One of the performance/memory issues I spent a lot of time on with
Jackrabbit was optimizing the internal Name and Path classes and I'm
still not happy with the overhead of all the parsing/serialization and
extra objects we need there.

In Oak it has been an explicit goal to avoid those conversions for the
common case where no namespace remappings are present. Then in most
cases it should be possible to just keep the original path string
passed by the client and use String.substring() for the individual
path segments.

To make this work really smoothly and efficiently, we need to separate
the tasks of path/name mapping (i.e. namespace prefixes) from
path/name validation (checking whether names are valid). Unfortunately
those tasks are currently mixed in NamePathMapper (which is what
you're seeing), and we haven't yet taken on the non-trivial effort of
untangling them. Perhaps we should try now.

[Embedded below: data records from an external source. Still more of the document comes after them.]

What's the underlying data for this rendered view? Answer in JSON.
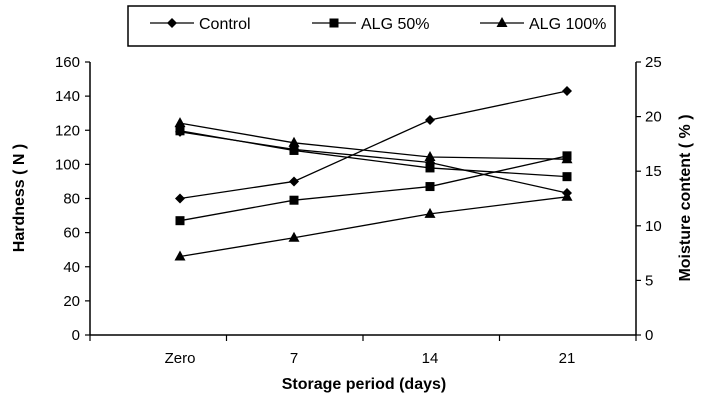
{
  "chart_data": {
    "type": "line",
    "categories": [
      "Zero",
      "7",
      "14",
      "21"
    ],
    "xlabel": "Storage period (days)",
    "ylabel": "Hardness ( N )",
    "ylabel_right": "Moisture content  ( % )",
    "ylim": [
      0,
      160
    ],
    "yticks": [
      "0",
      "20",
      "40",
      "60",
      "80",
      "100",
      "120",
      "140",
      "160"
    ],
    "ylim_right": [
      0,
      25
    ],
    "yticks_right": [
      "0",
      "5",
      "10",
      "15",
      "20",
      "25"
    ],
    "grid": false,
    "legend_position": "top-center",
    "series": [
      {
        "name": "Control",
        "marker": "diamond",
        "axis": "left",
        "values": [
          80,
          90,
          126,
          143
        ]
      },
      {
        "name": "ALG 50%",
        "marker": "square",
        "axis": "left",
        "values": [
          67,
          79,
          87,
          105
        ]
      },
      {
        "name": "ALG 100%",
        "marker": "triangle",
        "axis": "left",
        "values": [
          46,
          57,
          71,
          81
        ]
      },
      {
        "marker": "diamond",
        "axis": "right",
        "values": [
          18.6,
          17.0,
          15.8,
          13.0
        ]
      },
      {
        "marker": "square",
        "axis": "right",
        "values": [
          18.7,
          16.9,
          15.3,
          14.5
        ]
      },
      {
        "marker": "triangle",
        "axis": "right",
        "values": [
          19.4,
          17.6,
          16.3,
          16.1
        ]
      }
    ]
  }
}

> Further, getProperty().getString() actually fetches the property twice
> and also checks access control twice. once in the getProperty() call,
> and once when fetching the value. I would assume, that the value is
> already stored in the PropertyState after the getProperty() call.

Some while ago we'd actually fetch the property a dozen times (see
http://markmail.org/message/v2ydm5xksd25glm4), so twice is already a
major improvement... Though of course you're right that there should
only need to be a single PropertyState lookup for that pattern.

That's the kind of unnecessary work I was referring to in my comment
to OAK-1138. Before spending too much effort optimizing the lower
levels of code, we should ensure that higher levels of code isn't
causing duplicate or unnecessary work to be performed. Not doing
something at all is always faster than trying to optimize it.